I am a sporadic meditator at best, but at a District Vision workshop I attended in February, the meditation teacher Manoj Dias said something that frankly blew my mind: Just take five deep breaths. You don’t have to commit to 20 minutes of meditation twice a day, or 10 minutes everyday, or anything else. Before you reach for your phone in the morning, when you’re feeling overwhelmed, or at the end of the day, just stop and take five deep breaths. I’ve been amazed at a) how five breaths could feel so long, and b) how a kind of fog begins to lift around breath number three.
Stay Hopeful for the Future
Science says that anticipation is good for our brains—and that delaying pleasure actually boosts happiness when we finally indulge in a vacation or a good meal with friends. (So in a way, you could look at this as one long buildup to some serious joy.)
“Some of the best musicians talk about the most important aspect of making beautiful music is knowing how and when to pause between playing the notes, not playing the notes themselves,” says Avellino. “If you are privileged enough to use this opportunity to ‘pause,’ it may be helpful to consider what you value, as opposed to what others value about you. It is an opportunity to develop relational self-awareness.”
It’s probably true of most of us that we use aspects of our busy lives to distract ourselves from our own inner dialogue, and uncomfortable truths that are easier to ignore.
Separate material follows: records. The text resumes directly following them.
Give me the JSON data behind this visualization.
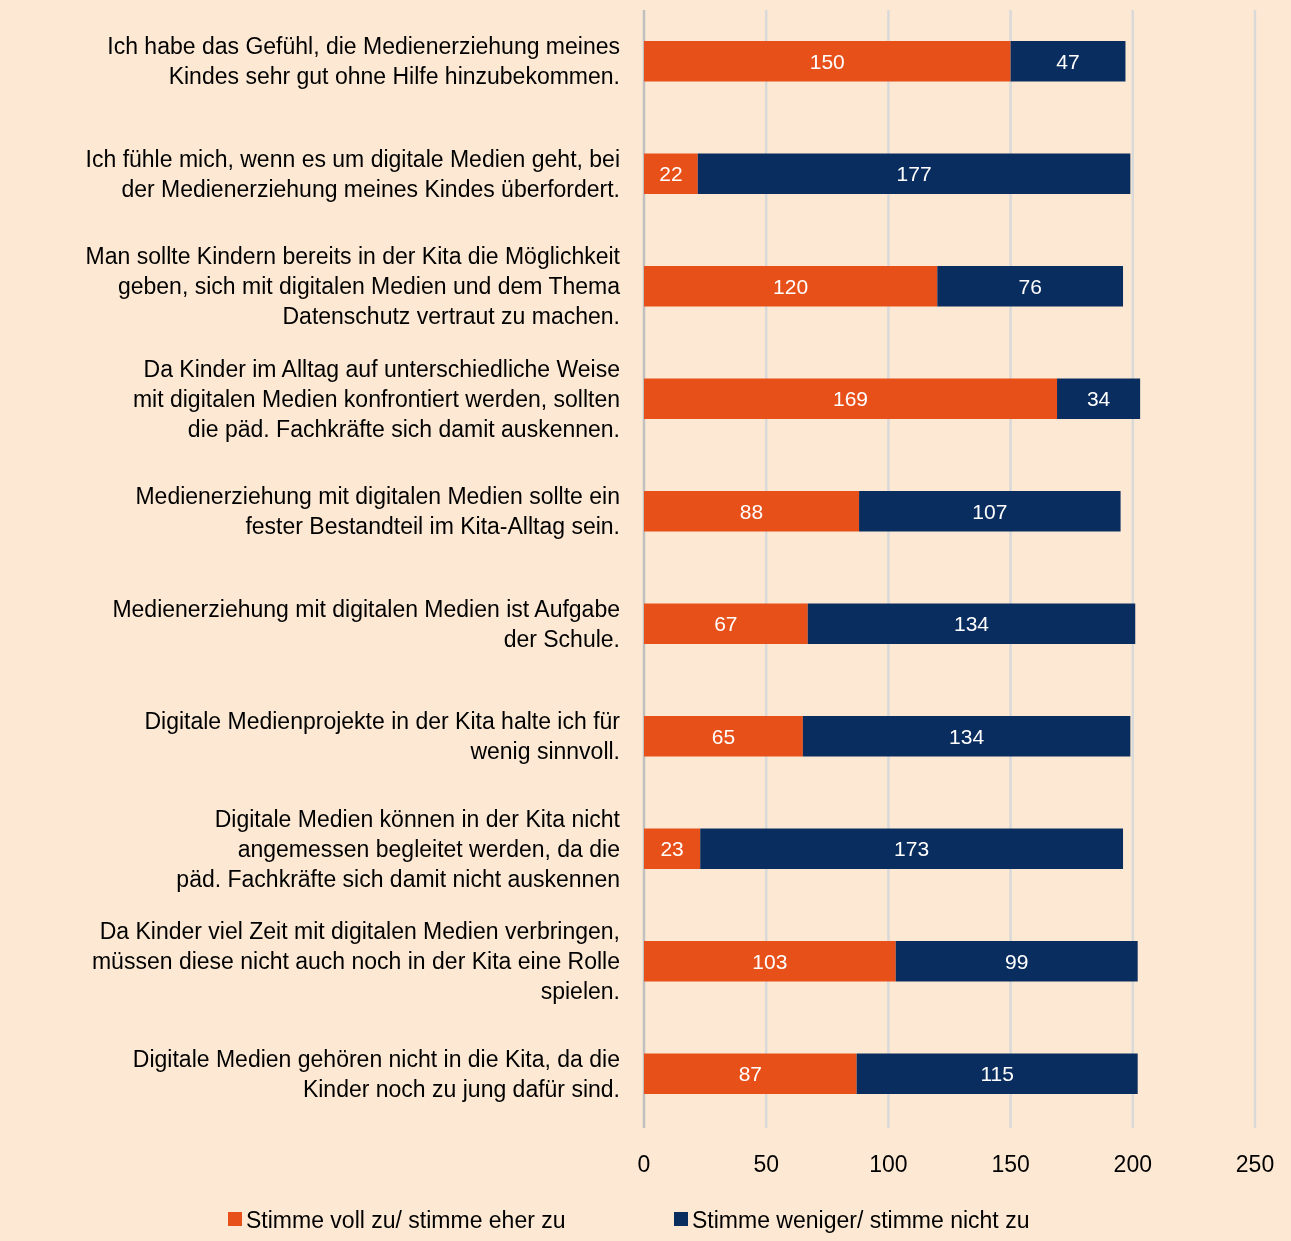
{
  "chart_data": {
    "type": "bar",
    "orientation": "horizontal",
    "stacked": true,
    "data_labels": true,
    "grid": "x",
    "legend": "bottom",
    "categories": [
      "Ich habe das Gefühl, die Medienerziehung meines\nKindes sehr gut ohne Hilfe hinzubekommen.",
      "Ich fühle mich, wenn es um digitale Medien geht, bei\nder Medienerziehung meines Kindes überfordert.",
      "Man sollte Kindern bereits in der Kita die Möglichkeit\ngeben, sich mit digitalen Medien und dem Thema\nDatenschutz vertraut zu machen.",
      "Da Kinder im Alltag auf unterschiedliche Weise\nmit digitalen Medien konfrontiert werden, sollten\ndie päd. Fachkräfte sich damit auskennen.",
      "Medienerziehung mit digitalen Medien sollte ein\nfester Bestandteil im Kita-Alltag sein.",
      "Medienerziehung mit digitalen Medien ist Aufgabe\nder Schule.",
      "Digitale Medienprojekte in der Kita halte ich für\nwenig sinnvoll.",
      "Digitale Medien können in der Kita nicht\nangemessen begleitet werden, da die\npäd. Fachkräfte sich damit nicht auskennen",
      "Da Kinder viel Zeit mit digitalen Medien verbringen,\nmüssen diese nicht auch noch in der Kita eine Rolle\nspielen.",
      "Digitale Medien gehören nicht in die Kita, da die\nKinder noch zu jung dafür sind."
    ],
    "series": [
      {
        "name": "Stimme voll zu/ stimme eher zu",
        "color": "#e8501a",
        "values": [
          150,
          22,
          120,
          169,
          88,
          67,
          65,
          23,
          103,
          87
        ]
      },
      {
        "name": "Stimme weniger/ stimme nicht zu",
        "color": "#0a2d5f",
        "values": [
          47,
          177,
          76,
          34,
          107,
          134,
          134,
          173,
          99,
          115
        ]
      }
    ],
    "xlim": [
      0,
      250
    ],
    "xticks": [
      0,
      50,
      100,
      150,
      200,
      250
    ]
  }
}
“It’s an opportunity to get quiet, even if these moments are limited, so that when we are back out in the world, we don’t need to distract ourselves from what we feel and what we need,” says Avellino. “This is the time to make blueprints, even if we make them for projects and homes that never get built.”
There may be unexpected positives coming out of the quiet. For Israel, he’s recognizing the value of spending two months with his parents and sister in LA, where they grew up. “We have moments where we just sit in the backyard and talk with our feet in the grass. We’ve never done anything like that before,” he says. “There’s no way to know for sure what I will bring from this when we return back to normal, whatever that new normal is. But what I do feel confident about is that I think this time will help a lot of us get clear on what’s important.”